Ministry success came at a price. Before the year was out, on December 22, 1908, Lake came home to find Jennie had died from physical exhaustion and malnutrition. He was devastated. Early in 1909, he returned to the States to recuperate, raise support, and recruit new workers. By January of 1910, he was headed back to Africa in the midst of a raging plague there. He was among few who ministered to the sick and dying. He proved to local physicians that the germs would not live on his body due to the Holy Spirit alive in Him. He actually verified this under a microscope showing that the germs died upon contact with his body. Those who witnessed the experiment stood in amazement as Lake gave glory to God explaining that: “It is the law of the Spirit of Life in Christ Jesus. I believe that just as long as I keep my soul in contact with the living God so that His Spirit is flowing into my soul and body, that no germ will ever attach itself to me, for the Spirit of God will kill it.”
In 1912, after five years of ministry in Africa, having produced 1,250 preachers, 625 congregations, and 100,000 converts, Lake returned to the United States. In 1913 he married Florence Switzer with whom he had five children. They settled in Spokane, Washington, where they founded the Spokane Healing Home and the Apostolic Church, which drew thousands from around the world for ministry and healing. In May of 1920, the Lakes left Spokane for Portland, Oregon, where he started another Apostolic Church and healing ministry similar to the one in Spokane.
By 1924, Lake was known throughout America as a leading healing evangelist. He had established forty churches throughout the United States and Canada in which there had been so many healings that his congregations nicknamed him “Dr.” Lake. In December of that year, Gordon Lindsey, founder of Christ for the Nations in Dallas, Texas, was converted while hearing Lake preach in Portland.
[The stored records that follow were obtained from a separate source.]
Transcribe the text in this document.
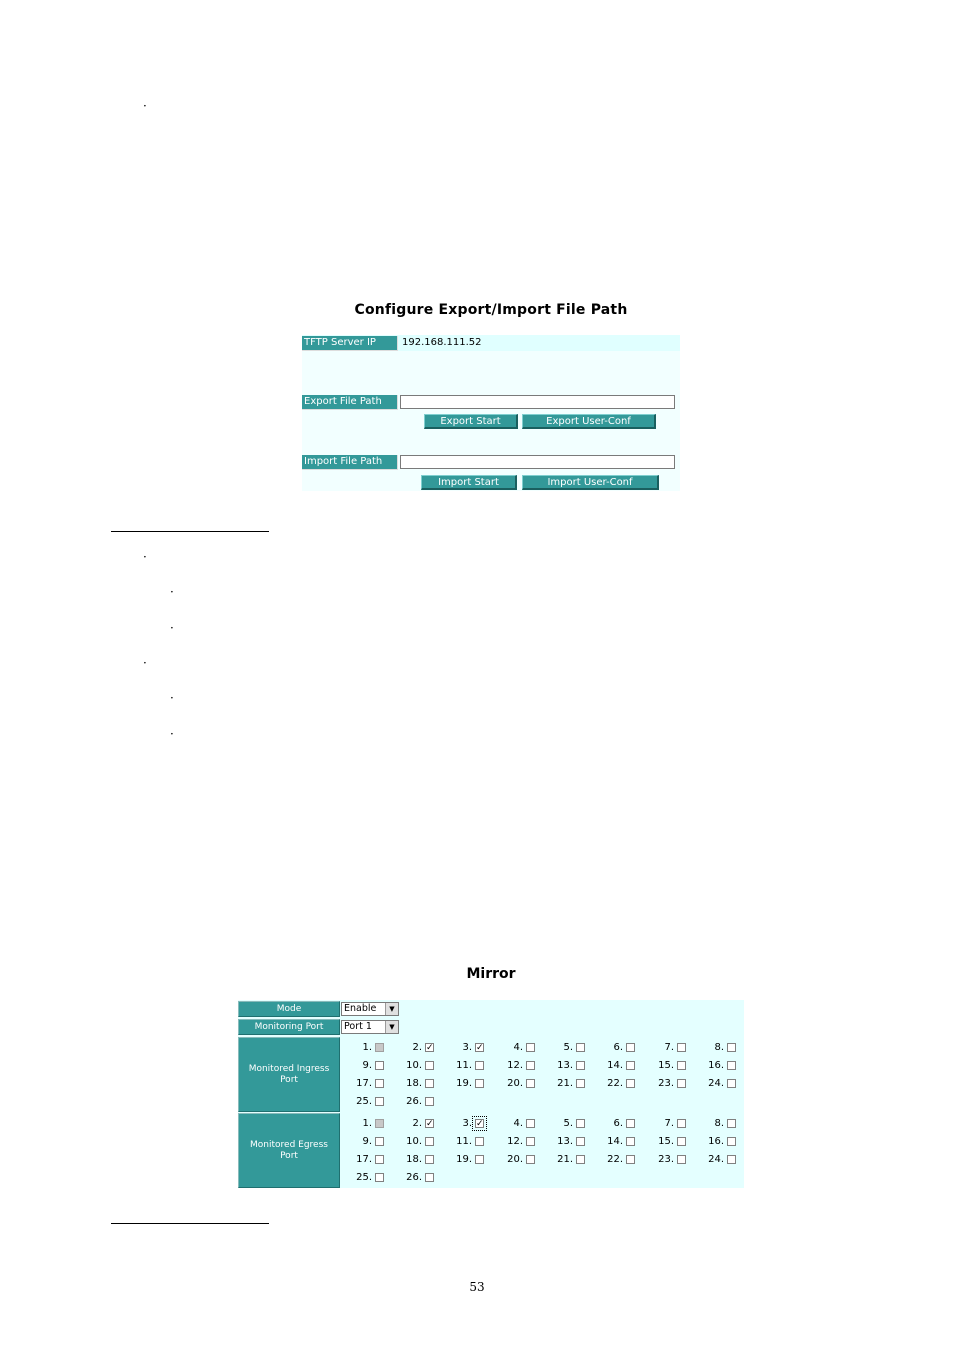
·
·
·
·
·
·
·
Configure Export/Import File Path
TFTP Server IP	192.168.111.52
Export File Path
Export Start	Export User-Conf
Import File Path
Import Start	Import User-Conf
Mirror
Mode	Enable	▼
Monitoring Port	Port 1	▼
Monitored Ingress Port
1.	2. ✓	3. ✓	4.	5.	6.	7.	8.
9.	10.	11.	12.	13.	14.	15.	16.
17.	18.	19.	20.	21.	22.	23.	24.
25.	26.
Monitored Egress Port
1.	2. ✓	3. ✓	4.	5.	6.	7.	8.
9.	10.	11.	12.	13.	14.	15.	16.
17.	18.	19.	20.	21.	22.	23.	24.
25.	26.
53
He attended his services nearly every night for a week and considered Lake to be a mentor. Lindsey later contracted deadly ptomaine poisoning, but was totally healed once he was able to get to Lake’s home.
In 1931, Lake returned to Spokane at the age of sixty-one. He was weak with fatigue and nearly blind. God ultimately restored his vision after Lake had a “talk” with the Lord about it. Sadly, on Labor Day of 1935, after returning from a church picnic, John G. Lake went home to be with the Lord. He was sixty-five years old.
I can see as my spirit discerns the future and reaches out to touch the heart of mankind and the desire of God, that there is coming from heaven a new manifestation of the Holy Spirit in power, and that new manifestation will be in sweetness, in love, in tenderness, and in the power of the Spirit, beyond anything your heart or mind ever saw. The very lightning of God will flash through men’s souls. The sons of God will meet the sons of darkness and prevail.